Alors qu’il ne reste plus que 10 jours aux collectivités pour apposer leurs signatures au bas de ce contrat, plusieurs présidents de régions annoncent qu’ils ne signeront pas. Ils dénoncent une opération de centralisation à marche forcée. « Nous ne souhaitons pas signer un contrat où il n’y a pas d’engagement de l‘État », résume encore Carole Delga, présidente de la région Occitanie. (Voir la vidéo ci-dessous).

« À ce jour, l'État ne tient pas ses promesses, ne tient pas ses engagements écrits »

« Nous ne souhaitons pas signer un contrat où il n’y a pas d’engagement de l‘État », prévient Carole Delga
01:08

13 milliards d’euros d’économie d’ici 2022

La contractualisation, annoncée par Emmanuel Macron lors de la première réunion de la Conférence nationale des territoires en juillet 2017, doit permettre aux collectivités concernées (les régions, les départements, les métropoles, les grosses intercommunalités et les grandes villes) de négocier la limitation de leurs dépenses de fonctionnement.

Comme inscrit dans la loi de programmation des finances publiques 2018-2022, l’État entend réaliser une économie de 13 milliards d’euros, sur ces dépenses, au cours de cette période. Comment ? En limitant la hausse de leurs dépenses de fonctionnement de 1,2 %, en moyenne, par an. Ce fameux contrat vient donc remplacer les habituelles baisses de dotations décidées en haut lieu. 

Les collectivités doivent négocier ces contrats avec les préfets avant le 30 de ce mois. Si, comme annoncé ce mercredi, certaines collectivités refusaient de signer, elles s’exposeraient à des pénalités. Selon les informations du Monde, 171 collectivités (53 %) ont déjà signé ou décidé de le faire et 97 (30 %) sont encore en discussion.  

« Un certain nombre de collectivités sont amenées à signer par peur simplement des représailles »

Alors ce contrat ressemble-t-il davantage à un bras de fer qu’à une poignée de main ? Le secrétaire général de l'Association des maires de France, Philippe Laurent, évoque plutôt un piège assez habile. « L’État définit tout : il définit les règles du jeu, il a la majorité parlementaire, il définit toutes les conditions financières et fiscales sans que nous ayons la possibilité ne nous y opposer », développe-t-il. Pire selon lui, « un certain nombre de collectivités sont amenées à signer par peur simplement des représailles ». (Voir la vidéo ci-dessous).       

Contractualisation : « l'Etat définit tout », déplore Philippe Laurent
01:28
Images : Marie Brémeau 

Macron contre les régions : 3e round

Dans la série de clashs qui a opposé le gouvernement aux territoires, les régions ne sont pas en reste.
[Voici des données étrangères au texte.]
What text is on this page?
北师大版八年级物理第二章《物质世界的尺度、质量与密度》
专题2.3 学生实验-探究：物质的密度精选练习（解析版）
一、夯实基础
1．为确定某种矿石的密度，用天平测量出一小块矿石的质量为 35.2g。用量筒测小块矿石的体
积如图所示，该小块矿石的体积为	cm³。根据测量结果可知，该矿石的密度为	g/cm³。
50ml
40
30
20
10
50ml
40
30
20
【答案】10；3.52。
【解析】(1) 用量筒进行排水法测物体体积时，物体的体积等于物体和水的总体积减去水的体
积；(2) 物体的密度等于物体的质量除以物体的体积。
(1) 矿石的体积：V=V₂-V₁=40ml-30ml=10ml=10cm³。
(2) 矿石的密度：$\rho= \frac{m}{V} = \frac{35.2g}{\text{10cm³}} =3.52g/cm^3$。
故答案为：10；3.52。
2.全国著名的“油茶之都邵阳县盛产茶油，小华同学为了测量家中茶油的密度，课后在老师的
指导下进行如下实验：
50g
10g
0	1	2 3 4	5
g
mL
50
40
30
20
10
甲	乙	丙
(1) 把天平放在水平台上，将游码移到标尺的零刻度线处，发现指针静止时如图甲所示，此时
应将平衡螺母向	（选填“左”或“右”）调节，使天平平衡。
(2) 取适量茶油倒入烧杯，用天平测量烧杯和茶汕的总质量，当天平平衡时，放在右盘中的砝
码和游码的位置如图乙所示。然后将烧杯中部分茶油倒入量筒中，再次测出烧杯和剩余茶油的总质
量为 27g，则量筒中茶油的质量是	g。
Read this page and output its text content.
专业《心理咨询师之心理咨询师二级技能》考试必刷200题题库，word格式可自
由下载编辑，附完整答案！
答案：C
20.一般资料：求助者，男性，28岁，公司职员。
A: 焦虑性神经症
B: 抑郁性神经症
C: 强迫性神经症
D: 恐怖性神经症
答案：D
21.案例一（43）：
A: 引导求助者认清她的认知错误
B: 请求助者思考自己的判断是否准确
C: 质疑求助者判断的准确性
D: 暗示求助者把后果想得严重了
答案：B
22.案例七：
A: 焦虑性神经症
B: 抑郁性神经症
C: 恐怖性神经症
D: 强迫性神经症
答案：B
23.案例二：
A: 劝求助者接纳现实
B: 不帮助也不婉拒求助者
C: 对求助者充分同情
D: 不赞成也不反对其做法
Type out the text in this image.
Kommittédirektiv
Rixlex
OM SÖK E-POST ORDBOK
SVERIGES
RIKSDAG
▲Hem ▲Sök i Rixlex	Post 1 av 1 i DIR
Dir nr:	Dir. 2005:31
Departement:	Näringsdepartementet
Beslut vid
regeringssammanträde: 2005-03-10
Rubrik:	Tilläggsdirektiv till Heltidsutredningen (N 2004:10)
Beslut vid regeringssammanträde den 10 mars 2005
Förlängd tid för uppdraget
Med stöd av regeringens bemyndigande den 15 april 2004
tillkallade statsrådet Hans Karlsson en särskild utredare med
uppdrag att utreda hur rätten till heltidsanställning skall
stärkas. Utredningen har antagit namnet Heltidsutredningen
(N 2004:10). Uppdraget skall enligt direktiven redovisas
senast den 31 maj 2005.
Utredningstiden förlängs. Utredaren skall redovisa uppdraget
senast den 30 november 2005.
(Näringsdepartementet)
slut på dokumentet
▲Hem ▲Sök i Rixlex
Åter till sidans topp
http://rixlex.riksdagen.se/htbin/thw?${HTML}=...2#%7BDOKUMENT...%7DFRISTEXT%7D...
Ces dernières avaient déjà quitté la Conférence nationale des territoires pour dénoncer une baisse de dotation en septembre : « En 2018, moins 450 millions (de baisse de dotations pour les régions), alors que nous avons des dépenses supplémentaires obligatoires liées au transfert de la compétence économique », rappelle la présidente de la région Occitanie. A suivi la démission du président des régions de France, Philippe Richert.

Enfin, comme n’ont cessé de le mentionner les présidents de régions ce matin, la réforme de l’apprentissage est un autre sujet de discorde. Ils craignent que la gestion de ce secteur leur soit retirée au profit des branches professionnelles. « La réforme de l’apprentissage, elle n’était pas nécessaire », s’agace Carole Delga en brandissant le record de nouveaux contrats en alternance pour 2017-2018.

Certains reprochent aux collectivités locales, et à la droite en particulier, de théâtraliser les désaccords entre Emmanuel Macron et les territoires pour renforcer l’image d’un président des riches déconnecté des territoires. Un bras de fer doublement politique, donc.